Fig. 3.

Enhancement of the crystal nucleation frequency $J_0$ near the spinodal temperature of LLT, $T_{\text{SD}}$. (A–C) Images show crystals observed with polarizing microscopy in TPP samples, which were first quenched to (A) $T_{\mathrm{a}}=220$ K, (B) 217 K, and (C) 150 K and annealed there for 5 min, then heated to $T_{\mathrm{x}}=235$ K with a rate of 100 K/min and annealed for 20 min.

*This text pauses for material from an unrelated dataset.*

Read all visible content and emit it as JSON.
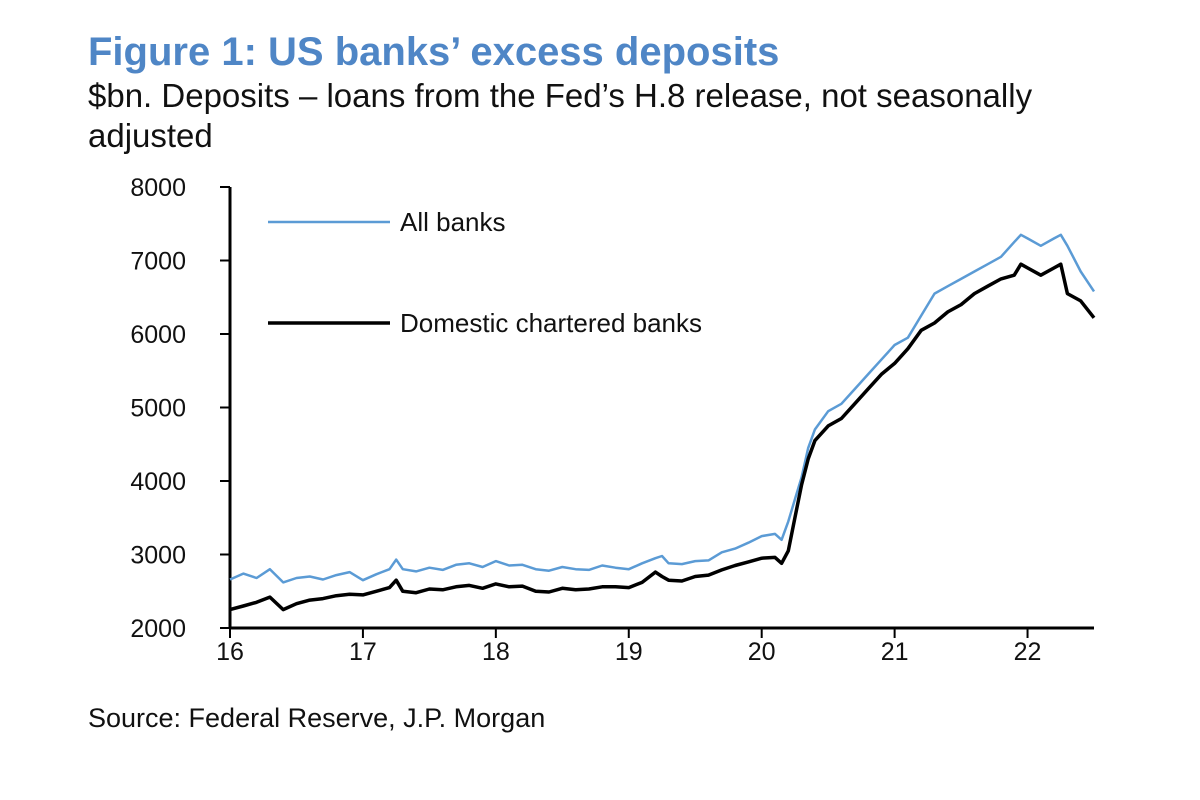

We stress that the crystallization always takes place at $T_{\mathrm{x}}=235$ K. (Scale bar: $A$, 20 $\mathrm{\mu }\text{m}$; also applies to $B$ and $C$.) ($D$) The crystal nucleation rate $J_0$ at $T_{\mathrm{x}}=235$ K (circles) and 240 K (squares) as a function of $T_{\mathrm{a}}$ for a sample with $S$ fluctuations, which is annealed at $T_{\mathrm{a}}$ for 5 min. The $J_0$ for the ordinary crystallization protocol is also shown by green triangles, together with the CNT prediction (green solid curve) (SI Appendix, section 3 and Fig. S3). This $J_0$ without $S$ fluctuations obeys the CNT prediction, as expected. The vertical black dashed line indicates the location of $T_{\text{SD}}$. For both $T_{\mathrm{x}}$s, $J_0$ for crystallization of a sample with $S$ fluctuations increases very steeply when $T_{\mathrm{a}}\to T_{\text{SD}}$. The filled red circle corresponds to $J_0$ for a sample directly quenched to 235 K from melt; that is, it corresponds to $J_0$ in absence of $S$ fluctuations at $T_{\mathrm{x}}=235$ K. The horizontal red dashed line is the value of $J_0$ expected in the absence of LLT. For $T_{\mathrm{a}}\ge 225$ K, the number of crystal nuclei becomes very small, leading to a larger statistical error. The data are the crystal nucleation rate averaged over 10 times. The error bars are shown in the plot only when they exceed the size of the symbols (SI Appendix, section 2) ($E$) The difference $\delta \mathrm{\Delta }{G}^c$ between $\mathrm{\Delta }{G}^c$ at 235 K and that at $T_{\mathrm{a}}$ as a function of $ϵ=\left(T_{\mathrm{a}}-T_{\text{SD}}\right)/T_{\text{SD}}$. The solid curve is a fit by $G_0+G_1{ϵ}^{\nu }$ with $\nu =0.56$ (see text).